Delta’s order, together with the earlier Memorandum of Understanding subscribed by Air Canada, is enough market validation for the CSeries that it will at least begin to make Airbus and Boeing sweat. For nearly two decades, since Boeing merged with McDonnell-Douglas in 1998, the two major airframers have dominated the large (>120 seats) narrowbody and widebody aircraft markets, with no other manufacturer gaining more than a 5% share in planes above 120 seats.
This dominance began when the Boeing 737 Next-Generation family was launched in 1998 to join the Airbus A320, as the McDonnell-Douglas MD-80 was on its final legs. In the intervening years, neither Russia (the MS-21) nor China (the C919) managed to build a credible competitor and no one else even tried.
Simultaneously, Bombardier and Embraer were building scale (although not necessarily profitable business models) on the back of regional and small mainline jets ranging from 50-110 seats. Particularly, the Embraer E190 found a home as the smallest model in larger fleets that also featured 737s or A320s. But neither carrier really crossed paths with Boeing and Airbus, lacking the financial might to do so… until Bombardier took the plunge with the CSeries.
The CSeries is truly a great aircraft from a technical and economic perspective, leveraging the same engine technology as the A320neo and 737 MAX with a decades younger clean-sheet fuselage and other optimizations that Airbus and Boeing cannot match to date.
Even though the CSeries has had a rough go of it from a sales perspective due to a mixture of market factors and its own missteps, it wins pretty much any head-to-head contest with an Airbus or Boeing airplane in the same class.
We personally have spoken to three or four airlines, which have held off on pulling the trigger on the CSeries for fears about Bombardier’s financial future, and questions over whether the aircraft would ever reach critical mass of production.
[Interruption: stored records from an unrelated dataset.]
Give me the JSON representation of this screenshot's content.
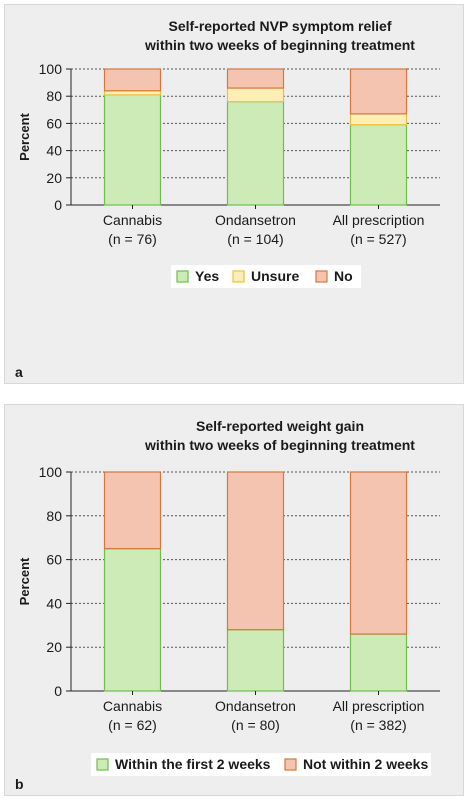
{
  "chart_data": [
    {
      "type": "bar",
      "stacked": true,
      "panel_label": "a",
      "title": [
        "Self-reported NVP symptom relief",
        "within two weeks of beginning treatment"
      ],
      "ylabel": "Percent",
      "ylim": [
        0,
        100
      ],
      "yticks": [
        "0",
        "20",
        "40",
        "60",
        "80",
        "100"
      ],
      "grid": "horizontal dotted",
      "legend_position": "bottom",
      "categories": [
        "Cannabis",
        "Ondansetron",
        "All prescription"
      ],
      "category_n": [
        "(n = 76)",
        "(n = 104)",
        "(n = 527)"
      ],
      "series": [
        {
          "name": "Yes",
          "values": [
            81,
            76,
            59
          ],
          "color": "#cdebb7"
        },
        {
          "name": "Unsure",
          "values": [
            3,
            10,
            8
          ],
          "color": "#fdefb6"
        },
        {
          "name": "No",
          "values": [
            16,
            14,
            33
          ],
          "color": "#f5c4b1"
        }
      ]
    },
    {
      "type": "bar",
      "stacked": true,
      "panel_label": "b",
      "title": [
        "Self-reported weight gain",
        "within two weeks of beginning treatment"
      ],
      "ylabel": "Percent",
      "ylim": [
        0,
        100
      ],
      "yticks": [
        "0",
        "20",
        "40",
        "60",
        "80",
        "100"
      ],
      "grid": "horizontal dotted",
      "legend_position": "bottom",
      "categories": [
        "Cannabis",
        "Ondansetron",
        "All prescription"
      ],
      "category_n": [
        "(n = 62)",
        "(n = 80)",
        "(n = 382)"
      ],
      "series": [
        {
          "name": "Within the first 2 weeks",
          "values": [
            65,
            28,
            26
          ],
          "color": "#cdebb7"
        },
        {
          "name": "Not within 2 weeks",
          "values": [
            35,
            72,
            74
          ],
          "color": "#f5c4b1"
        }
      ]
    }
  ],
  "colors": {
    "bar_edge": "#d5773f",
    "green_edge": "#6fbf4e",
    "yellow_edge": "#e8c43a",
    "panel_bg": "#eeeeee"
  }
}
Hopefully for Bombardier, Delta can be for the CSeries what Eastern Air Lines was for Airbus and the A300 back in the 1970s. We are big fans of the CSeries and its operational capabilities and economics, and we believe that it would be a good fit for several airlines in the United States and around the world. Delta may just be the order to kickstart the CSeries program.
Now, we expect to see more good news for the program, perhaps as early as the Farnborough Air Show this July, which will coincide with the Entry into Service with SWISS, now scheduled to take place on July 15.